Trucks started playing at eight and began performing the next year, at first billed as Derek and the Dominators and backed by older, barroom veterans. He moved remarkably quickly through the trained-monkey phase so common in kid performers, sitting in with the Allman Brothers Band for the first time at eleven. He was a little kid with a Braves hat dwarfed by his red Gibson SG and wowing hard-core fans with his quivering Duane licks. Trucks quickly added other, far-reaching influences, notably “sacred steel” gospel music, deep Delta blues, and Indian classical music, which can be heard in his masterly microtonal playing that can make each note sound like an entire universe.

“One of the things I love about playing slide is you can hold a note and very subtly bend it. There are very few instruments where you can do that,” says Trucks. “When you stay on one string, you can really emulate a human voice.”

Trucks was nineteen when Uncle Butch called and asked if the nephew was ready to become a Brother.

“It sounds strange to people, but I never imagined myself in the band,” Trucks says. “Getting the call was crazy and overwhelming and exciting. From the start I took being a part of that band very seriously.”

Six years later, Eric Clapton called and asked Trucks to “do some recording.”

“That was just like the Allman Brothers call but it was a level crazier, because there was no family connection,” says Trucks. “It was just a musical connection. I’ve been fortunate enough to have that experience with several of my heroes. You put it out there and play this music and you get a call from Herbie Hancock or B.B. King or Junior Wells asking you to play. It’s very humbling. Eric calling out of the blue was a pinch-myself moment.”

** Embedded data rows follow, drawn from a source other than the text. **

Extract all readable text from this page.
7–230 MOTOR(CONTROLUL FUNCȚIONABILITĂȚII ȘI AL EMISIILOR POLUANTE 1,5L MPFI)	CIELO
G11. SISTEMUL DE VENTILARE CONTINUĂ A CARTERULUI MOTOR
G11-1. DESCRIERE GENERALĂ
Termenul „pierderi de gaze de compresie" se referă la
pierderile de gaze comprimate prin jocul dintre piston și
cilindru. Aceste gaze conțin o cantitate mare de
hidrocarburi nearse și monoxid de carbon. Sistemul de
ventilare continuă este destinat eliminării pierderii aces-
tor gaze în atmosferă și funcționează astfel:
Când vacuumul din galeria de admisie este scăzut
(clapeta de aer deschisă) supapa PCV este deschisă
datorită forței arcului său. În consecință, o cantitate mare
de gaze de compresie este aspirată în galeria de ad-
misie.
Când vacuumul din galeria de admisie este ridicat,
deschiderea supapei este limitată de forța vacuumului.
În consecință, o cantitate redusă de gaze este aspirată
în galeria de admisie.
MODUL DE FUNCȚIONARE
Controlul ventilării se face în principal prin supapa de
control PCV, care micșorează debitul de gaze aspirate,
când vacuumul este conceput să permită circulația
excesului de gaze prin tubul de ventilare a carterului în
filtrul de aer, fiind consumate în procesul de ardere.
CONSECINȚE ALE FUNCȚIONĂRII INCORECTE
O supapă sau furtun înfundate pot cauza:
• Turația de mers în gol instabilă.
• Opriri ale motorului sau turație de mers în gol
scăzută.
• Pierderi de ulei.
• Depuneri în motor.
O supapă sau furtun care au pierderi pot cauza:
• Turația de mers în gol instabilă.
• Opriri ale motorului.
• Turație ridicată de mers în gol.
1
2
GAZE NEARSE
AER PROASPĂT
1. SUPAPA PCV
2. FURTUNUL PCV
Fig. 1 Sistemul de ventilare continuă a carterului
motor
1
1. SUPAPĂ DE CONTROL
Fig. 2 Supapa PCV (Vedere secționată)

Trucks appeared on Clapton and J. J. Cale’s 2006 recording
The Road to Escondido
, then joined the guitarist’s band for a yearlong world tour.

“My whole family came to London for the Royal Albert Hall shows and Eric invited all of us out to his country estate,” Trucks says. “Watching my dad, the roofer from Jacksonville—the guy who named his son after Derek and the Dominos—sip tea with Eric, I was astounded. I was thinking, ‘This is one crazy life we’re leading…’”

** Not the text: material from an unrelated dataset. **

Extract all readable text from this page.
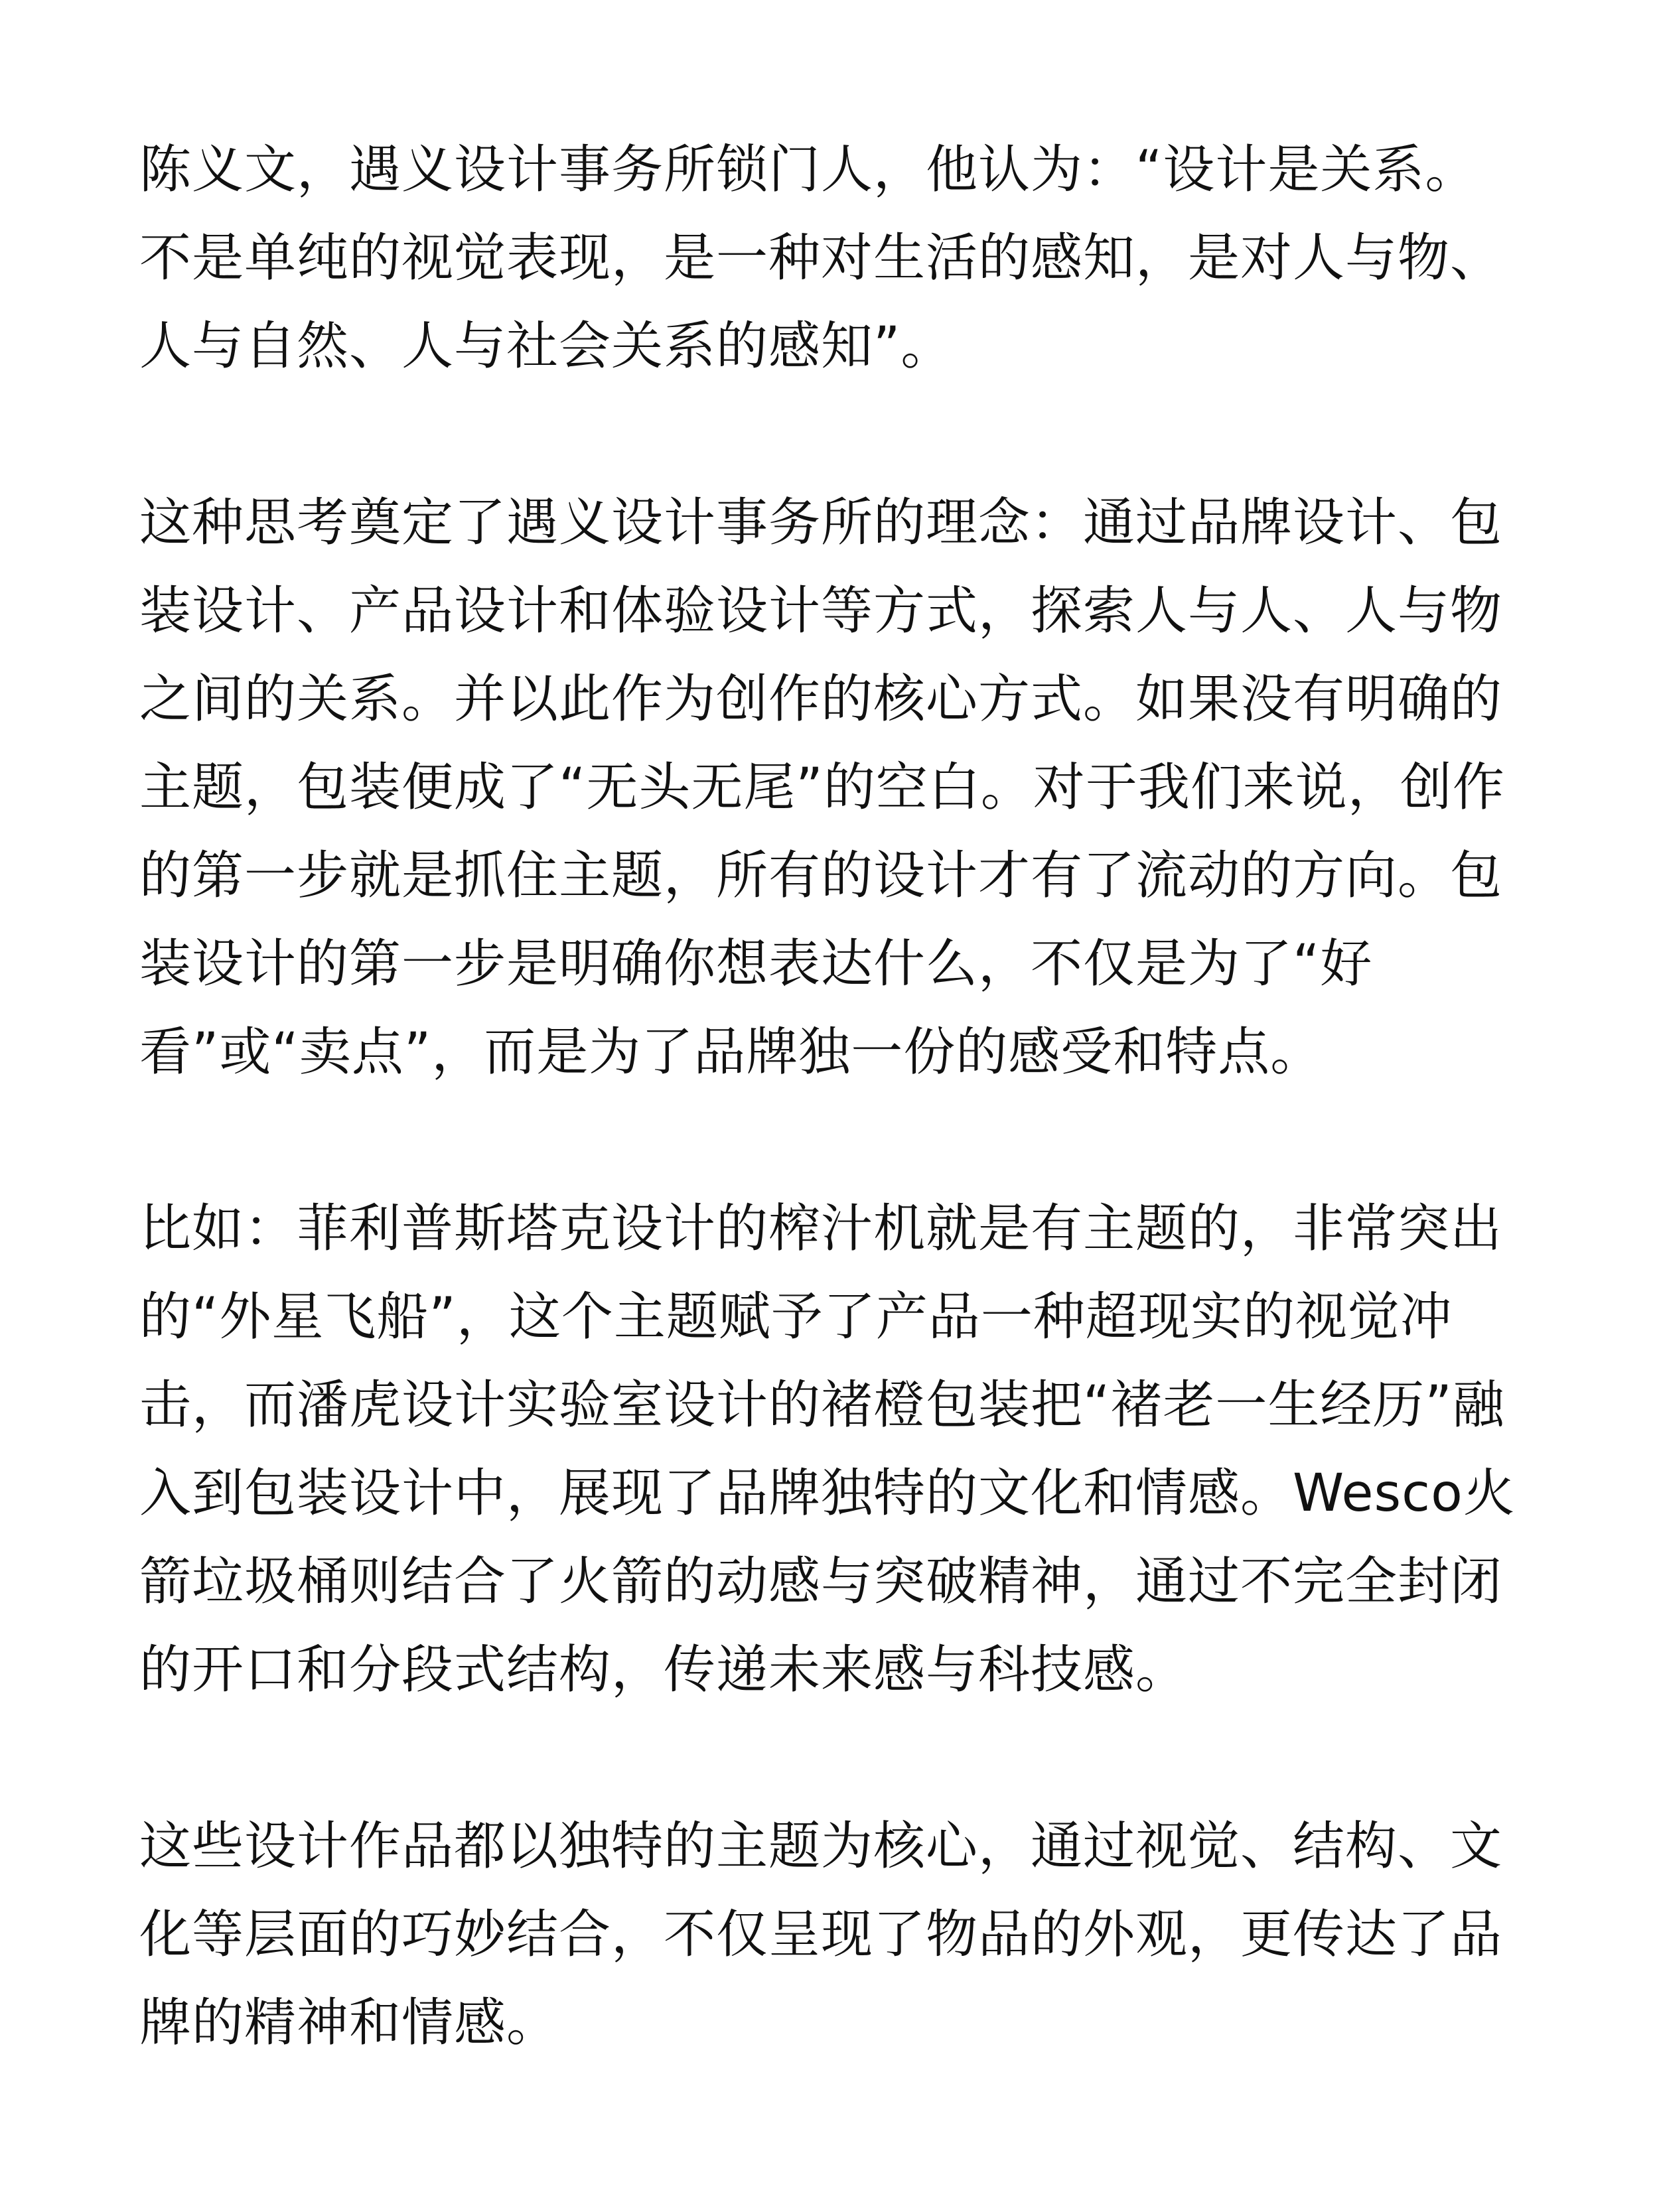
陈义文，遇义设计事务所锁门人，他认为：“设计是关系。不是单纯的视觉表现，是一种对生活的感知，是对人与物、人与自然、人与社会关系的感知”。

这种思考奠定了遇义设计事务所的理念：通过品牌设计、包装设计、产品设计和体验设计等方式，探索人与人、人与物之间的关系。并以此作为创作的核心方式。如果没有明确的主题，包装便成了“无头无尾”的空白。对于我们来说，创作的第一步就是抓住主题，所有的设计才有了流动的方向。包装设计的第一步是明确你想表达什么，不仅是为了“好看”或“卖点”，而是为了品牌独一份的感受和特点。

比如：菲利普斯塔克设计的榨汁机就是有主题的，非常突出的“外星飞船”，这个主题赋予了产品一种超现实的视觉冲击，而潘虎设计实验室设计的褚橙包装把“褚老一生经历”融入到包装设计中，展现了品牌独特的文化和情感。Wesco火箭垃圾桶则结合了火箭的动感与突破精神，通过不完全封闭的开口和分段式结构，传递未来感与科技感。

这些设计作品都以独特的主题为核心，通过视觉、结构、文化等层面的巧妙结合，不仅呈现了物品的外观，更传达了品牌的精神和情感。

In 2009, Trucks broke up his long-standing solo band and formed a new group, the Tedeschi Trucks Band, with his wife, singer Susan Tedeschi. They are seeking to craft a new path forward, not just musically but personally, struggling with a rock and roll variation of finding work/family balance.

“Guys like Duane Allman and Jimi Hendrix provided a great template for how to be musically successful but not necessarily personally successful,” says Trucks, who has two children. “They sadly died young and did not get to incorporate their great music into a full adult life. I want to make great music and also have a strong marriage and family.”

Before joining the Allman Brothers Band, Trucks was exploring more Indian and jazz music and went through an extended phase of listening primarily to horn and harmonica players, avoiding guitarists and rock and roll. Then he became a core member of one of rock’s most storied bands, and toured the world with another rock icon. The experiences have altered his vision of music and what it can and should accomplish.

“I think playing in the Allman Brothers has probably kept my own music grounded and prevented me from taking a hard left,” Trucks says. “I want to make music that’s challenging but also the kind that I sit back and listen to. I don’t want it to just be for musicians. I don’t want to look up at a show and only see guitar nerds with notebooks out there. It’s nice when you see all of humanity. I’d like to see the occasional woman.